Marin County's ICE Cooperation Under Fire as Activists Plan Major Turnout at Public Forum

Photo by Colin Lloyd on Unsplash
Marin County is about to face some serious scrutiny from community activists over its relationship with Immigration and Customs Enforcement. On Tuesday, county officials will host a public forum at the Showcase Theater in San Rafael to review how local law enforcement has been interacting with ICE, and organizers are expecting hundreds of people to show up with signs and demands for change.
The meeting is required by California’s TRUTH Act, which stands for Transparent Review of Unjust Transfers and Holds. It’s basically the state’s way of keeping tabs on whether local cops are helping federal immigration authorities do their jobs.
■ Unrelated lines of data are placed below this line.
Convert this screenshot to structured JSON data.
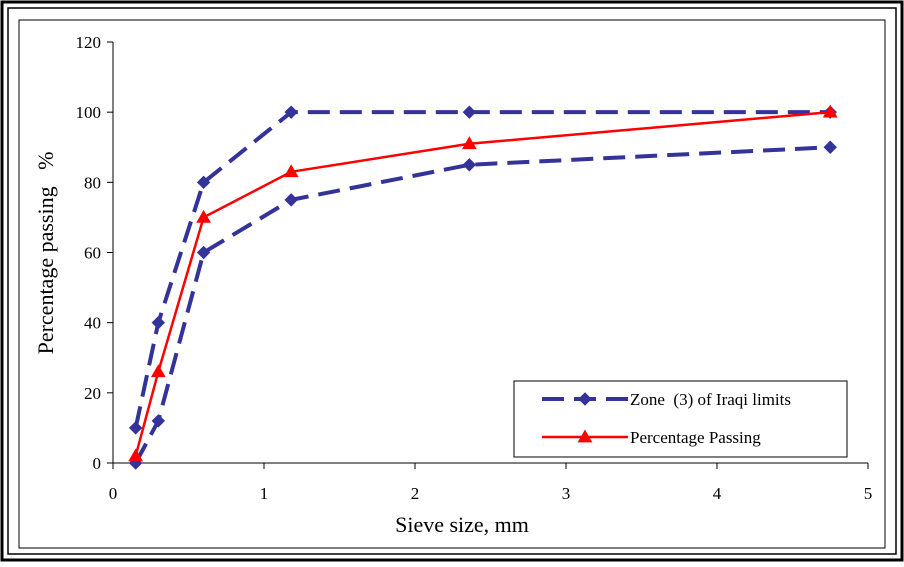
{
  "chart_data": {
    "type": "line",
    "xlabel": "Sieve size, mm",
    "ylabel": "Percentage passing   %",
    "xlim": [
      0,
      5
    ],
    "ylim": [
      0,
      120
    ],
    "xticks": [
      "0",
      "1",
      "2",
      "3",
      "4",
      "5"
    ],
    "yticks": [
      "0",
      "20",
      "40",
      "60",
      "80",
      "100",
      "120"
    ],
    "grid": false,
    "legend_position": "bottom-right",
    "series": [
      {
        "name": "Zone  (3) of Iraqi limits",
        "style": "dashed",
        "marker": "diamond",
        "color": "#33339A",
        "segments": [
          {
            "x": [
              0.15,
              0.3,
              0.6,
              1.18,
              2.36,
              4.75
            ],
            "y": [
              10,
              40,
              80,
              100,
              100,
              100
            ]
          },
          {
            "x": [
              0.15,
              0.3,
              0.6,
              1.18,
              2.36,
              4.75
            ],
            "y": [
              0,
              12,
              60,
              75,
              85,
              90
            ]
          }
        ]
      },
      {
        "name": "Percentage Passing",
        "style": "solid",
        "marker": "triangle",
        "color": "#FF0000",
        "segments": [
          {
            "x": [
              0.15,
              0.3,
              0.6,
              1.18,
              2.36,
              4.75
            ],
            "y": [
              2,
              26,
              70,
              83,
              91,
              100
            ]
          }
        ]
      }
    ]
  }
}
The forum kicks off at 5 p.m. and will be livestreamed on the county website if you want to tune in from home.
Here’s where things get heated: the Marin County Sheriff’s Office is about to reveal that 23 people were flagged for ICE notifications in 2025, up from 14 the year before. That’s the kind of number that’s got the No ICE in Marin Coalition fired up. Over 6,000 residents have already signed a petition demanding the sheriff stop cooperating with ICE unless there’s a judicial warrant involved. They’re also pushing the county to drop out of a federal reimbursement program called SCAAP that pays counties for immigration-related incarceration costs. Good news on that front: Marin County actually dropped SCAAP funding from its proposed 2026-28 budget back in February.
Activists are pointing to what other Bay Area cities are doing as proof that there’s a better way forward. San Francisco has figured out how to let people’s families and lawyers find them in jail without making their information publicly available to federal agencies the way Marin does. San Francisco and Alameda have both created ICE-free zones on certain public properties. Then there’s Mountain View, Santa Cruz, Los Altos Hills, and Santa Clara County, all of which ended contracts with Flock Safety, a license plate reader company, after discovering the system was sharing data outside of California.
State law actually backs up these moves. Senate Bill 54, California’s 2018 sanctuary law, explicitly prohibits using state and local resources for federal immigration enforcement. Senate Bill 34 from 2016 bans sharing camera database information with federal agencies altogether.
Marin County officials want to be clear that Tuesday’s meeting is purely informational. The Board of Supervisors won’t be taking any action during the forum. But based on the momentum building in the community, don’t expect that to be the last word on this issue. The conversation around ICE cooperation in Marin County is just getting started.